Raffaele Cavalluzzi

The MasterFreddie, il protagonista di The Master (di Thomas Anderson), sarebbe di regola un caso clinico: quello di un marinaio americano disturbato, reduce dalle battaglie delle isole orientali del secondo conflitto mondiale, che si rifiuta di essere curato da medici e psicanalisti. La sua adolescenza era stata alquanto torbida nella banalità del male (il padre morto ubriacone, la madre ricoverata in manicomio, una zia con cui condivideva un sesso precoce e incestuoso): e ora solo intrugli di liquori e droga lo accompagnano nell’oscuro viaggio intrapreso nel mondo ostile del dopoguerra. Rifugiatosi per caso su una piccola nave di crociera, qui incontra – ed è ben accetto – il capo di una curiosa setta religiosa, che predice una sorta di metempsicosi e di mistici rituali che travalicano le leggi della scienza e dei comuni comportamenti di accoglienti salotti borghesi. Il film diventa a questo punto un corpo a corpo tra Freddie e il “maestro” Lancaster Dobb, che si rivela capace di attrarli straordinariamente l’un l’altro. Quindi la loro è solo apparente differenza: alla paranoia anche violenta di Freddie corrisponde l’alienazione religiosa che sublima la smodata ambizione e l’avidità dell’altro.

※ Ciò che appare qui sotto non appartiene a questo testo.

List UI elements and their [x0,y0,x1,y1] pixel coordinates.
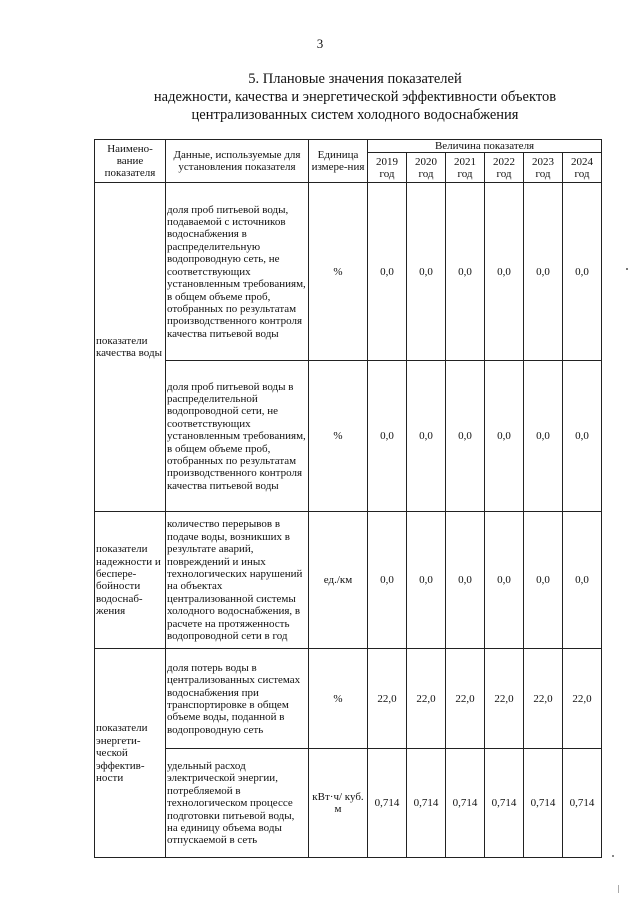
header-value-group: Величина показателя [368,140,602,153]
page-number: 3 [316,36,324,51]
title-line-1: 5. Плановые значения показателей [248,71,462,87]
unit-cell: кВт·ч/ куб. м [309,749,368,858]
scan-speck [626,268,628,270]
value-cell: 22,0 [485,649,524,749]
table-row [95,649,602,749]
year-header: 2021 год [446,153,485,183]
document-title [0,70,640,124]
value-cell: 0,714 [485,749,524,858]
value-cell: 0,714 [368,749,407,858]
value-cell: 22,0 [368,649,407,749]
scan-speck [612,855,614,857]
scan-speck [618,885,619,893]
description-cell: доля проб питьевой воды в распределительной водопроводной сети, не соответствующих установленным требованиям, в общем объеме проб, отобранных по результатам производственного контроля качества питьевой воды [166,361,309,512]
value-cell: 0,0 [563,183,602,361]
header-unit: Единица измере-ния [309,140,368,183]
value-cell: 0,0 [446,512,485,649]
value-cell: 0,0 [368,183,407,361]
table-row [95,183,602,361]
table-row [95,749,602,858]
value-cell: 0,714 [524,749,563,858]
value-cell: 0,0 [524,183,563,361]
category-cell: показатели качества воды [95,183,166,512]
value-cell: 0,0 [563,361,602,512]
table-row [95,512,602,649]
value-cell: 0,0 [524,361,563,512]
value-cell: 22,0 [524,649,563,749]
description-cell: доля потерь воды в централизованных системах водоснабжения при транспортировке в общем объеме воды, поданной в водопроводную сеть [166,649,309,749]
value-cell: 0,0 [485,361,524,512]
value-cell: 0,0 [368,512,407,649]
category-cell: показатели энергети-ческой эффектив-ности [95,649,166,858]
value-cell: 22,0 [563,649,602,749]
value-cell: 0,714 [563,749,602,858]
unit-cell: % [309,361,368,512]
year-header: 2020 год [407,153,446,183]
title-line-3: централизованных систем холодного водоснабжения [191,107,519,123]
value-cell: 0,0 [407,361,446,512]
value-cell: 0,0 [446,183,485,361]
year-header: 2022 год [485,153,524,183]
header-name: Наимено-вание показателя [95,140,166,183]
year-header: 2023 год [524,153,563,183]
value-cell: 0,0 [485,183,524,361]
value-cell: 0,714 [446,749,485,858]
year-header: 2019 год [368,153,407,183]
value-cell: 0,0 [407,183,446,361]
unit-cell: % [309,183,368,361]
header-row-1 [95,140,602,153]
value-cell: 0,0 [485,512,524,649]
value-cell: 0,0 [563,512,602,649]
value-cell: 0,714 [407,749,446,858]
table-row [95,361,602,512]
value-cell: 0,0 [368,361,407,512]
description-cell: доля проб питьевой воды, подаваемой с источников водоснабжения в распределительную водопроводную сеть, не соответствующих установленным требованиям, в общем объеме проб, отобранных по результатам производственного контроля качества питьевой воды [166,183,309,361]
year-header: 2024 год [563,153,602,183]
title-line-2: надежности, качества и энергетической эффективности объектов [153,89,557,105]
category-cell: показатели надежности и беспере-бойности водоснаб-жения [95,512,166,649]
value-cell: 22,0 [446,649,485,749]
indicators-table [94,139,602,858]
unit-cell: % [309,649,368,749]
description-cell: количество перерывов в подаче воды, возникших в результате аварий, повреждений и иных технологических нарушений на объектах централизованной системы холодного водоснабжения, в расчете на протяженность водопроводной сети в год [166,512,309,649]
value-cell: 22,0 [407,649,446,749]
value-cell: 0,0 [446,361,485,512]
value-cell: 0,0 [524,512,563,649]
value-cell: 0,0 [407,512,446,649]
unit-cell: ед./км [309,512,368,649]
header-data: Данные, используемые для установления показателя [166,140,309,183]
description-cell: удельный расход электрической энергии, потребляемой в технологическом процессе подготовки питьевой воды, на единицу объема воды отпускаемой в сеть [166,749,309,858]
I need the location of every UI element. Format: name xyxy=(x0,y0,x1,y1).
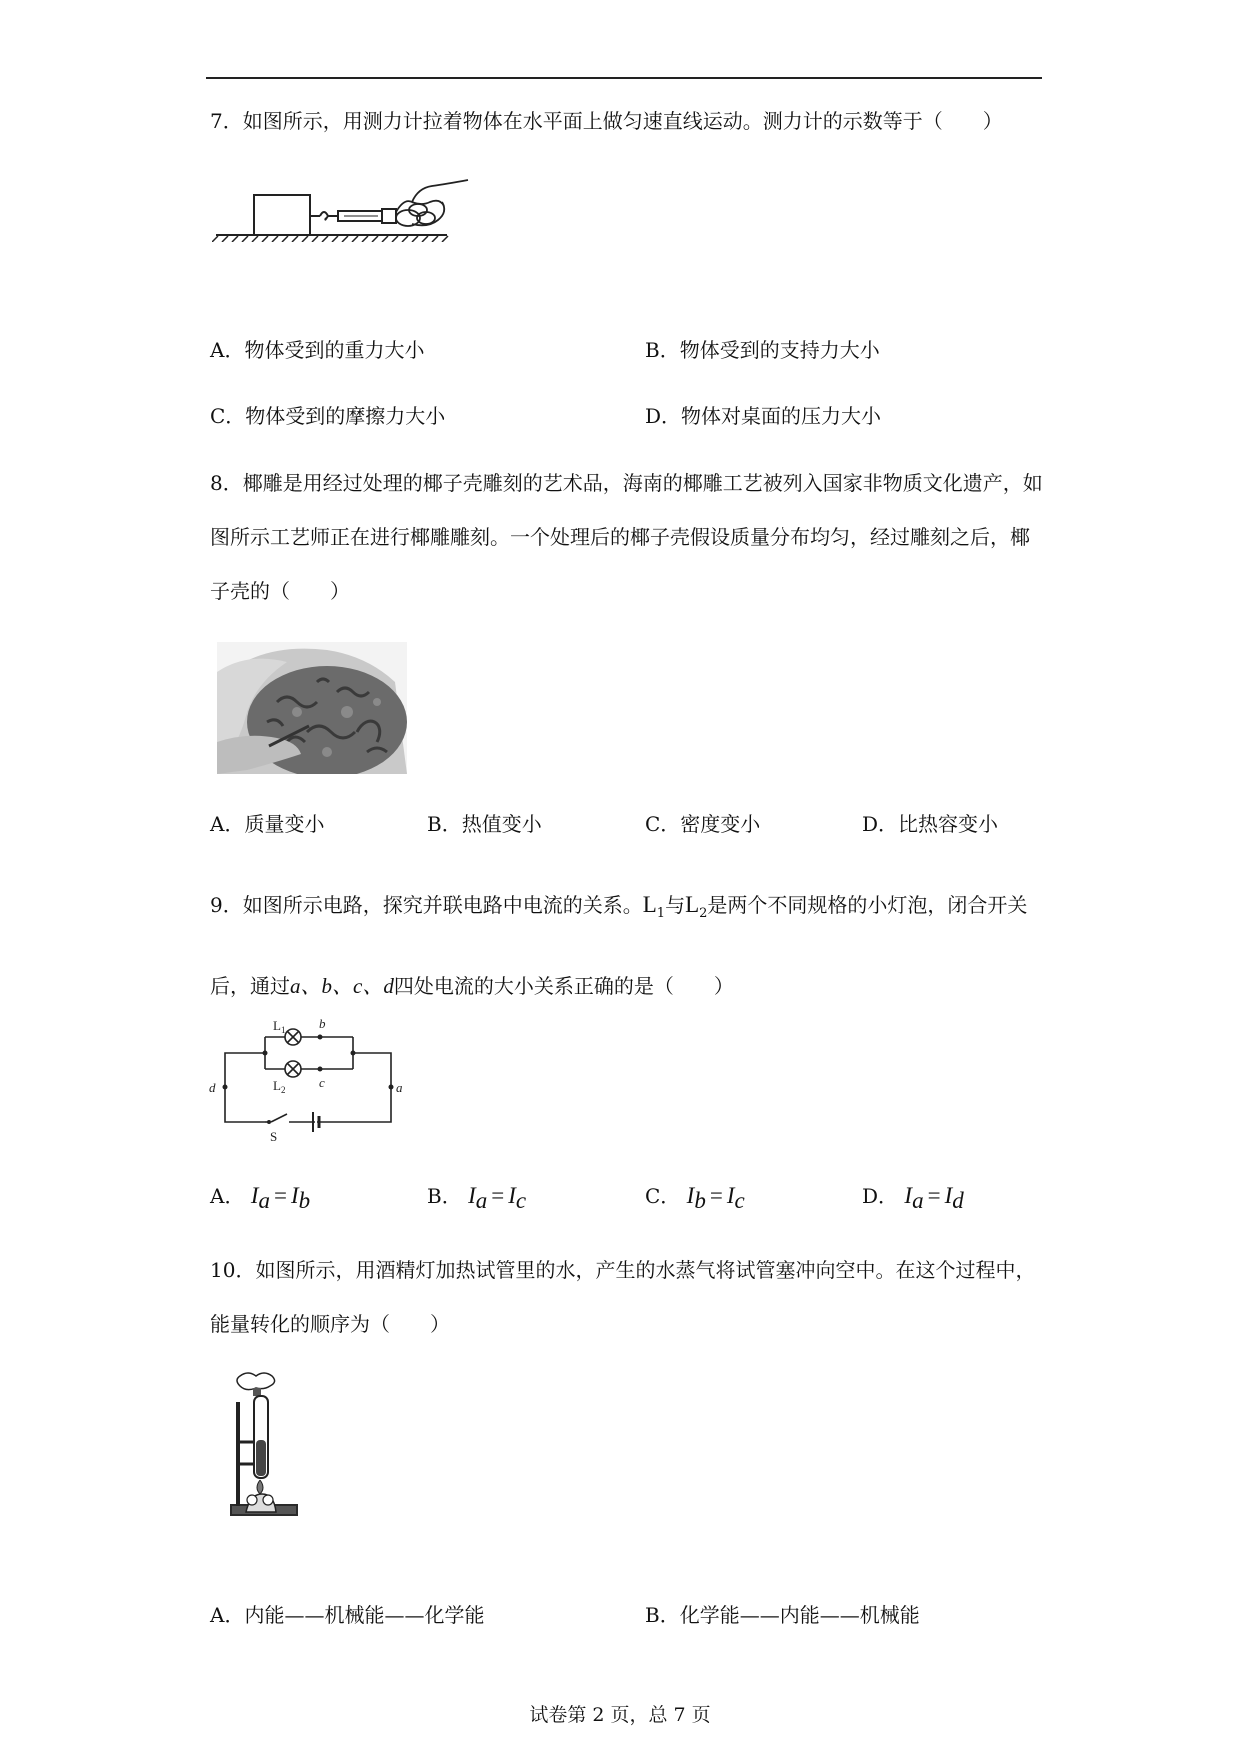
q7-option-a[interactable]: A．物体受到的重力大小 xyxy=(210,338,425,362)
q9-option-c[interactable]: C． $I_b = I_c$ xyxy=(645,1183,745,1213)
q8-option-c[interactable]: C．密度变小 xyxy=(645,812,761,836)
question-7-stem: 7．如图所示，用测力计拉着物体在水平面上做匀速直线运动。测力计的示数等于（ ） xyxy=(210,109,1003,133)
label-L2-sub: 2 xyxy=(281,1085,286,1095)
label-d: d xyxy=(209,1080,216,1095)
label-a: a xyxy=(396,1080,403,1095)
label-S: S xyxy=(270,1129,278,1144)
figure-parallel-circuit xyxy=(203,1015,403,1145)
q7-option-d[interactable]: D．物体对桌面的压力大小 xyxy=(645,404,882,428)
label-L2: L xyxy=(273,1078,281,1093)
q10-option-b[interactable]: B．化学能——内能——机械能 xyxy=(645,1603,920,1627)
figure-test-tube-alcohol-lamp xyxy=(226,1372,316,1522)
question-8-stem: 8．椰雕是用经过处理的椰子壳雕刻的艺术品，海南的椰雕工艺被列入国家非物质文化遗产，如图所示工艺师正在进行椰雕雕刻。一个处理后的椰子壳假设质量分布均匀，经过雕刻之后，椰子壳的（ ） xyxy=(210,471,1043,603)
q7-option-b[interactable]: B．物体受到的支持力大小 xyxy=(645,338,880,362)
label-b: b xyxy=(319,1016,326,1031)
header-rule xyxy=(206,77,1042,79)
label-L1-sub: 1 xyxy=(281,1025,286,1035)
label-L1: L xyxy=(273,1018,281,1033)
q8-option-d[interactable]: D．比热容变小 xyxy=(862,812,999,836)
q7-option-c[interactable]: C．物体受到的摩擦力大小 xyxy=(210,404,446,428)
page-footer: 试卷第 2 页，总 7 页 xyxy=(529,1704,711,1726)
figure-spring-scale-block xyxy=(212,170,474,242)
label-c: c xyxy=(319,1075,325,1090)
q8-option-b[interactable]: B．热值变小 xyxy=(427,812,542,836)
question-10-stem: 10．如图所示，用酒精灯加热试管里的水，产生的水蒸气将试管塞冲向空中。在这个过程中，能量转化的顺序为（ ） xyxy=(210,1258,1036,1336)
figure-coconut-carving-photo xyxy=(217,642,407,774)
q9-option-b[interactable]: B． $I_a = I_c$ xyxy=(427,1183,527,1213)
q9-option-a[interactable]: A． $I_a = I_b$ xyxy=(210,1183,311,1213)
q9-option-d[interactable]: D． $I_a = I_d$ xyxy=(862,1183,964,1213)
q10-option-a[interactable]: A．内能——机械能——化学能 xyxy=(210,1603,485,1627)
question-9-stem: 9．如图所示电路，探究并联电路中电流的关系。$L_1$与$L_2$是两个不同规格的小灯泡，闭合开关后，通过a、b、c、d四处电流的大小关系正确的是（ ） xyxy=(210,892,1028,998)
q8-option-a[interactable]: A．质量变小 xyxy=(210,812,325,836)
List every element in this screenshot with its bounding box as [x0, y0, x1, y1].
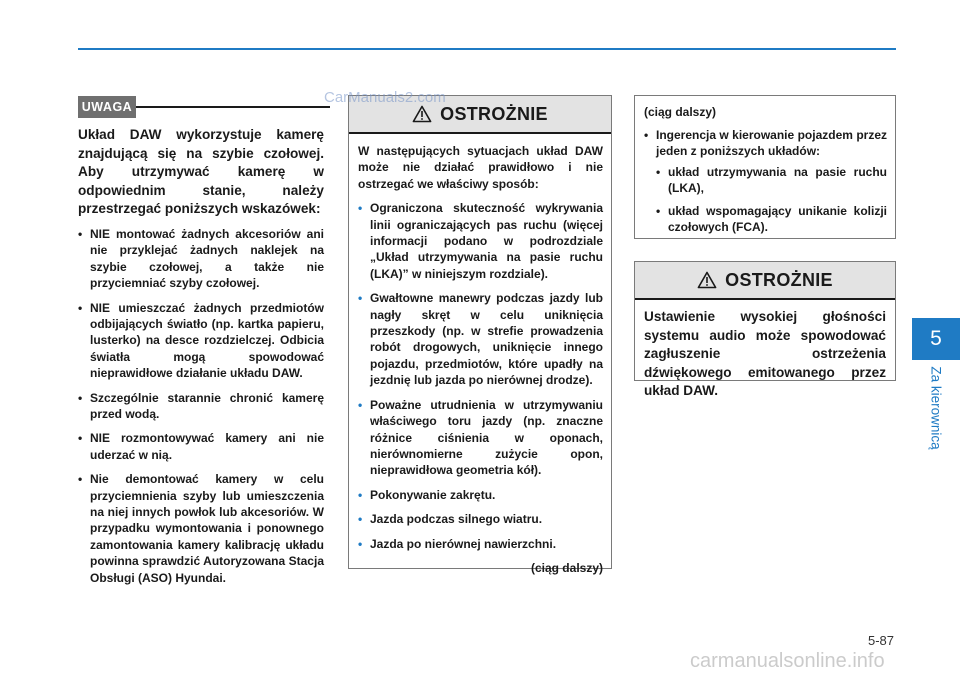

Come per tutti – afferma Dobb – i loro corpi sono soltanto involucri provvisori che contengono spiriti che in realtà fluttuano nel tempo e nella memoria di ciò che in altre epoche essi sono stati. Per questo, in sostanza, loro due, in modo diverso, cercano la libertà. E Freddie sembra trovarla fuggendo un giorno, su una motocicletta in un deserto dell’Arizona, dalle ridicole aberrazioni della setta, e tornando a cercare Doris, la dolcissima adolescente, di cui un giorno si innamorò e la cui lettera giuntagli inattesa, all’epoca della guerra, su una nave in rotta sul Pacifico, per una volta – solo per una volta – lo aveva fatto piangere. Ma Doris è ormai altrove, lontano dal paesino del Massachuttes che li vide sfiorati dalla casta passione giovanile, e Freddie non potrà, se lo vuole, neppure più ritornare da Dobb che in Inghilterra dirige ormai un lussuoso college di formazione di rampolli di ricchi proseliti: nessuno si sottrae al dominio di un destino cieco, e loro due vissero insieme al di qua delle linee del fronte – il “maestro” gli rivela in un ultimo colloquio – solo all’epoca della guerra franco-prussiana come poetici addestratori di piccioni viaggiatori per i servizi segreti. Si tratta ora di viaggiare per il mare aperto e senza meta della vita, rinunziando al ogni cura e risanamento, se non, occasionalmente, nel caldo sesso che è stata l’ossessione sublimatrice di un’esistenza radicalmente frustrata.

Il film di Anderson, in questa complessità della vicenda narrata, non si sottrae dall’imbattersi in diversi grumi irrisolti di situazioni: una qualche banalità di luoghi comuni nell’indicazione delle cause lontane della follia, l’eccessiva rapidità di accenni ai risvolti sessuali delle pratiche religiose (persino quelle alluse dal falso puritanesimo della moglie del fondatore della setta – la bravissima Laura Dern – o da un tentativo di approccio della figlia ancora di lui, giovane sposa evidentemente inssoddisfatta), l’oscura consequenzialità di alcuni ellittici passaggi della sceneggiatura e del soggetto originale. Ma, giacché si parla molto, e a ragione, dell’eccezionale istrionismo da attore non protagonista di Philip Seymour Hoffman (il maestro), va detto che il film (con l’aiuto di una colonna musicale che turba e coinvolge sistematicamente) si incentra soprattutto su Freddie (Joaquin Phoenix), sui suoi insistiti primi piani, sul suo corpo rinsecchito dalla follia e dalla dipendenza e reso quasi goffo nelle sue forme contratte, nella mimica inarrivabile dei tratti tiratissimi del suo volto, quasi sempre inquadrato per scorcio in una sorta di disgusto famelico della vita.